Folgendes Mail betreffend eine Mutter-Tochter-Beziehung habe ich bekommen:

 

Lieber Bernd,

Vielleicht erinnerst du dich, dass ich dich mal vor Jahren wegen meiner Mutter angesprochen habe. Es ging darum, dass ich sie wieder in Nürnberg besuchen, betreuen und ihr helfen wollte.

Doch es fällt mir schwer, da sie auch in ihrem hohen Alter nicht aufhört, mich ständig zu beschimpfen und zu kritisieren.

Meine Motivation sie weiterhin mit Liebe zu besuchen und alles für sie zu tun, was mir möglich ist, erklärte ich dir (und mir) mit meinem Bestreben nicht Böses mit Bösem zu beantworten. Und ich hatte natürlich die Hoffnung vielleicht mal Liebe oder wenigstens irgendein Interesse an mir zurück zu bekommen. So hielt ich es bis zuletzt.

Bei meinem letzten Anruf vor 2 Wochen kritisierte sie mich wieder hart und fand sehr unschöne Worte. Sie erklärte es sei der Herrgott, der ihr hilft mich zu erkennen und der ihre Ansichten über mich bestätigt.

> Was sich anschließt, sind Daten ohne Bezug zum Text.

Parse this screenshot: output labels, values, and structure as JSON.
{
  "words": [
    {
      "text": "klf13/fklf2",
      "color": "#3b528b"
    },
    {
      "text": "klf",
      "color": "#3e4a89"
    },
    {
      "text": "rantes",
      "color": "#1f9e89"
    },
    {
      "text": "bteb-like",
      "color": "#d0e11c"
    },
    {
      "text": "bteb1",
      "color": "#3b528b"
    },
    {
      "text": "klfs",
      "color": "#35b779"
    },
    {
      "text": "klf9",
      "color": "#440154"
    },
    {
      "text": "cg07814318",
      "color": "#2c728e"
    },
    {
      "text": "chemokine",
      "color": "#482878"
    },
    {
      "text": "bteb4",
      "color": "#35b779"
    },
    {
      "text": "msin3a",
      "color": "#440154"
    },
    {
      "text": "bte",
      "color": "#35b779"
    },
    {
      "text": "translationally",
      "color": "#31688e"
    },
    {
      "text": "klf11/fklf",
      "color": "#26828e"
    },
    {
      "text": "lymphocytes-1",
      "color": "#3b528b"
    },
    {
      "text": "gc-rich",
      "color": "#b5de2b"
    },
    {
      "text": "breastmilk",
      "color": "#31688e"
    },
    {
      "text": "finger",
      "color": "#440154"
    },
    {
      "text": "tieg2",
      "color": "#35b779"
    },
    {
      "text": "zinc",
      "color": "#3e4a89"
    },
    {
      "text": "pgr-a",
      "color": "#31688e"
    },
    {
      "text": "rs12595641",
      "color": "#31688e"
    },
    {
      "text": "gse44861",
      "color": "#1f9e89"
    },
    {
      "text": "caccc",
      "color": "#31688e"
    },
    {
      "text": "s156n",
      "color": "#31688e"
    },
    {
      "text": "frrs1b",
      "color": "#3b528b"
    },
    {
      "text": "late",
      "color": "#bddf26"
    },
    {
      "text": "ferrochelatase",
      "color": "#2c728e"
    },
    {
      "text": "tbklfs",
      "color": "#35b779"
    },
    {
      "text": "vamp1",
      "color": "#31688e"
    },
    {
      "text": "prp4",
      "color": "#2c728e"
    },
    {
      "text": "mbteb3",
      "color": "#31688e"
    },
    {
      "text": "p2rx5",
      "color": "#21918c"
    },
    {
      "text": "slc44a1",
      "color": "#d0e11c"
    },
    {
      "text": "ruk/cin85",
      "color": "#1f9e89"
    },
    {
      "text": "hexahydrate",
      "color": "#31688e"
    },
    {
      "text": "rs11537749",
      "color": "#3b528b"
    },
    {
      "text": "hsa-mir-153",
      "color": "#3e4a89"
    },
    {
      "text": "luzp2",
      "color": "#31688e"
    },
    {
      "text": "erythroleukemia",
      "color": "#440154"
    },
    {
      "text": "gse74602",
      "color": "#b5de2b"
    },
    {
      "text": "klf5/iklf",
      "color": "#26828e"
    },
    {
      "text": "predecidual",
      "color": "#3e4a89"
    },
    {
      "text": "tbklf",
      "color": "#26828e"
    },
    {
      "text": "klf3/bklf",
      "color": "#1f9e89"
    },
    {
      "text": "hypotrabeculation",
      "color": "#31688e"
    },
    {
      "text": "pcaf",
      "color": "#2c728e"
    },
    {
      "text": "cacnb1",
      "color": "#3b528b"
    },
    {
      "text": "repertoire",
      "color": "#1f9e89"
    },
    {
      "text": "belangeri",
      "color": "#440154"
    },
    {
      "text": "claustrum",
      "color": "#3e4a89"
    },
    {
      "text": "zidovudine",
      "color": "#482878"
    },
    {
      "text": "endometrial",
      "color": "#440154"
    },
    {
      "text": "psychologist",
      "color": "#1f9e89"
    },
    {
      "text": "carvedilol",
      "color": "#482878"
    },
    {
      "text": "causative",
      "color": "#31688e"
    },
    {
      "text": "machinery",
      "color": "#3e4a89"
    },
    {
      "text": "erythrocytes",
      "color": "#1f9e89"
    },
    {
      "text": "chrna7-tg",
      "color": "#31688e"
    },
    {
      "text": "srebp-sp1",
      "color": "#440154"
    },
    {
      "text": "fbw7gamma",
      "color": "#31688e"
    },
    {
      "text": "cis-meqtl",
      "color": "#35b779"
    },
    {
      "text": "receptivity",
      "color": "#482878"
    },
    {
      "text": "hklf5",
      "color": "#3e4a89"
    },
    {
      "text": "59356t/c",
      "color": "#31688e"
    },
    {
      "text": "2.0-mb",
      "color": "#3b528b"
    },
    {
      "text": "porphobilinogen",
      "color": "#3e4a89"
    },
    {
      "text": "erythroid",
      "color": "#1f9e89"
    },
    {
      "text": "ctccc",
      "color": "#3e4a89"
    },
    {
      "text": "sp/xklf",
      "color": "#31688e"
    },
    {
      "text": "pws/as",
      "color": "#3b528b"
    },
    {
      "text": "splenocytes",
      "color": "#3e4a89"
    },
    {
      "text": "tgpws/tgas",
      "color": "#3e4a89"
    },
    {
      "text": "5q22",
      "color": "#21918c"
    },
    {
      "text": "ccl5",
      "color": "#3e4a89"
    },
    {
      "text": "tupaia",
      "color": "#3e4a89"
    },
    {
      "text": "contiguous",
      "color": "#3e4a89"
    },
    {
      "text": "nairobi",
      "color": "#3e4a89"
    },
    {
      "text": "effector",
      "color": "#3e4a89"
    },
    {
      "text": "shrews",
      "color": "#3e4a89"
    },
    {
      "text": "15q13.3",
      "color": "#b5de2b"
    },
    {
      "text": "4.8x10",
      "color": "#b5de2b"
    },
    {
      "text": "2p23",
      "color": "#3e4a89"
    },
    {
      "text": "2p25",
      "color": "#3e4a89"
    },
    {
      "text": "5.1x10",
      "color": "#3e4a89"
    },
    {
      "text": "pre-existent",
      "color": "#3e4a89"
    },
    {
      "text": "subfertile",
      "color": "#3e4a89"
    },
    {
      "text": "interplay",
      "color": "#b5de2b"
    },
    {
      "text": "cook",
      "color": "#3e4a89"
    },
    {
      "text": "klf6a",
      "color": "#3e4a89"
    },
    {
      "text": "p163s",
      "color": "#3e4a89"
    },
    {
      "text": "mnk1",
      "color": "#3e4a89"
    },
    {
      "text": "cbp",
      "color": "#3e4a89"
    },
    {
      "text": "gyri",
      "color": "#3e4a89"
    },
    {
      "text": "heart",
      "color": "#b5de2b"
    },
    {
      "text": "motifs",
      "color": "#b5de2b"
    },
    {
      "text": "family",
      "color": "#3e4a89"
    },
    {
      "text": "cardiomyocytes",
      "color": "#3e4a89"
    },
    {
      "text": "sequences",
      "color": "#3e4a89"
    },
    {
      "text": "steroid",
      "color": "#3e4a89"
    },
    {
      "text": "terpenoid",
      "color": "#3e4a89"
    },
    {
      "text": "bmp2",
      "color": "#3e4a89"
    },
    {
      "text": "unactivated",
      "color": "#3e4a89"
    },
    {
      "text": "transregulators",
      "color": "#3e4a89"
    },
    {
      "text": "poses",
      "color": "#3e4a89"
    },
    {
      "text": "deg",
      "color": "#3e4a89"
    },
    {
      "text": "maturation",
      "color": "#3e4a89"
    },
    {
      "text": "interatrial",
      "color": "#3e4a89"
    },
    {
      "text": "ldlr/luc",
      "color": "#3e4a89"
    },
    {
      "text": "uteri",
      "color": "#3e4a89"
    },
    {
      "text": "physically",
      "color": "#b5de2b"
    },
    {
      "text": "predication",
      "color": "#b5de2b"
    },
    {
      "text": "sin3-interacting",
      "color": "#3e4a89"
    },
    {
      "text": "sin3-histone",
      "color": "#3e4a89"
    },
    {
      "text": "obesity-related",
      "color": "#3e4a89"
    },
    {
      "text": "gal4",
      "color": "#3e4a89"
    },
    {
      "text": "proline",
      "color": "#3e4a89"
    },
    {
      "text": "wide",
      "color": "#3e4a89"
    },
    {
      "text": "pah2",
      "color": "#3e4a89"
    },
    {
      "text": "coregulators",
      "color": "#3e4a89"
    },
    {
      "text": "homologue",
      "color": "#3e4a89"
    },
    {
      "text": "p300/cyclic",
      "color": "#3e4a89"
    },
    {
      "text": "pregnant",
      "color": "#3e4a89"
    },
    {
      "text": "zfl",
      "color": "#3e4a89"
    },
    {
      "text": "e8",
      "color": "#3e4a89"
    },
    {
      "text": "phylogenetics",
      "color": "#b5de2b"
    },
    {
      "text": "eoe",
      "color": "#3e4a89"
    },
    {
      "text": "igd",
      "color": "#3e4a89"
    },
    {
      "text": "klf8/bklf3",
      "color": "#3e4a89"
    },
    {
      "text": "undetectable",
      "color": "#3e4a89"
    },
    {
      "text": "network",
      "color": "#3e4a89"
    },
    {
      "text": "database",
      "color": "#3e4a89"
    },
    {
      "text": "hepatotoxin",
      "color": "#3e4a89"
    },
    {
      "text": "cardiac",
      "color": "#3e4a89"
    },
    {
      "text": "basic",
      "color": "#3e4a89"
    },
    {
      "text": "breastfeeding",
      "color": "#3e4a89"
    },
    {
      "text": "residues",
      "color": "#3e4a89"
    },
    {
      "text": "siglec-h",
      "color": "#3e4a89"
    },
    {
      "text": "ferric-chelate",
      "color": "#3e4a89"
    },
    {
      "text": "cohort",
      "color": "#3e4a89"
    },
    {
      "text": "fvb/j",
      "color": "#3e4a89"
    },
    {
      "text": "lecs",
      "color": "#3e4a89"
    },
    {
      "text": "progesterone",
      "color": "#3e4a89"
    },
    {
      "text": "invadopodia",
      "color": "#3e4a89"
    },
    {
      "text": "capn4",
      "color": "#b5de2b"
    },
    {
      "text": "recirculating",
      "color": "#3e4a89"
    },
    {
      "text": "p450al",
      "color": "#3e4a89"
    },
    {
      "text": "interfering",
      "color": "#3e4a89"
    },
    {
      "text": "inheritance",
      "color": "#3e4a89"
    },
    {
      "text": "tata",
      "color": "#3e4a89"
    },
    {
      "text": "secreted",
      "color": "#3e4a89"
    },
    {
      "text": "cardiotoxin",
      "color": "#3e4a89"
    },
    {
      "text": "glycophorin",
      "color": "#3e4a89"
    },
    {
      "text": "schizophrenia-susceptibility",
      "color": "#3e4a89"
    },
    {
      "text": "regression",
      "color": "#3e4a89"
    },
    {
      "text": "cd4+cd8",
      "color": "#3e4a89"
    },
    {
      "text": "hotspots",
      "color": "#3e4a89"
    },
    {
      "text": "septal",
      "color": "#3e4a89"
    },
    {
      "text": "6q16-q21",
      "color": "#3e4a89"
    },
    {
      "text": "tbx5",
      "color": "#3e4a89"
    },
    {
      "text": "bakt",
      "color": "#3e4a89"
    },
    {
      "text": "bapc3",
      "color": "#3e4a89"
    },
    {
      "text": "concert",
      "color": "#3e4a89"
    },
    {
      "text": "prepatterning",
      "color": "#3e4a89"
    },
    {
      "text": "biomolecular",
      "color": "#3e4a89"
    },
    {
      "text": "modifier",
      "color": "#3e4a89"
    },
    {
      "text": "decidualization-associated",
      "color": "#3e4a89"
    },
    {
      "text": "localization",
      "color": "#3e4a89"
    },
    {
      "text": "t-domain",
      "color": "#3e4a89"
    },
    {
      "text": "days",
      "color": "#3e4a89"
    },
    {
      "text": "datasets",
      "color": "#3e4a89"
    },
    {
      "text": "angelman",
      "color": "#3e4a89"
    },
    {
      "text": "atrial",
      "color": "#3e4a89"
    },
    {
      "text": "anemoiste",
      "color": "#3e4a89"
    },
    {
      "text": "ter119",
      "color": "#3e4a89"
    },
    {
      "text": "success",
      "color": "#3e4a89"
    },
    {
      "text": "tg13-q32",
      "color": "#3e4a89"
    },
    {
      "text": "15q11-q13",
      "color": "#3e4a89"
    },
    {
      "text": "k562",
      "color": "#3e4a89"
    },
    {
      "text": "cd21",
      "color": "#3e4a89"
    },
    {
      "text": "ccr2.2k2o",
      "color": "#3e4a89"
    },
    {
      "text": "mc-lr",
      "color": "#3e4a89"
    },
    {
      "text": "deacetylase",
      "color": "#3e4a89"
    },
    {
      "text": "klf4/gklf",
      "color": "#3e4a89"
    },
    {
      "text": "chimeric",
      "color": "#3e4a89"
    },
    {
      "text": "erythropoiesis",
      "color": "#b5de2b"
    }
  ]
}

Nun gibt es rein gar nichts Negatives, was ich gesagt, getan habe oder zu bereuen hätte. Es ist ihre Nichtliebe zu mir. Sie findet immer einen Anlass mich zu attackieren. Zuletzt hat sie mir einen bösen Brief geschrieben in dem sie all ihre Vorwürfe mir gegenüber wiederholte.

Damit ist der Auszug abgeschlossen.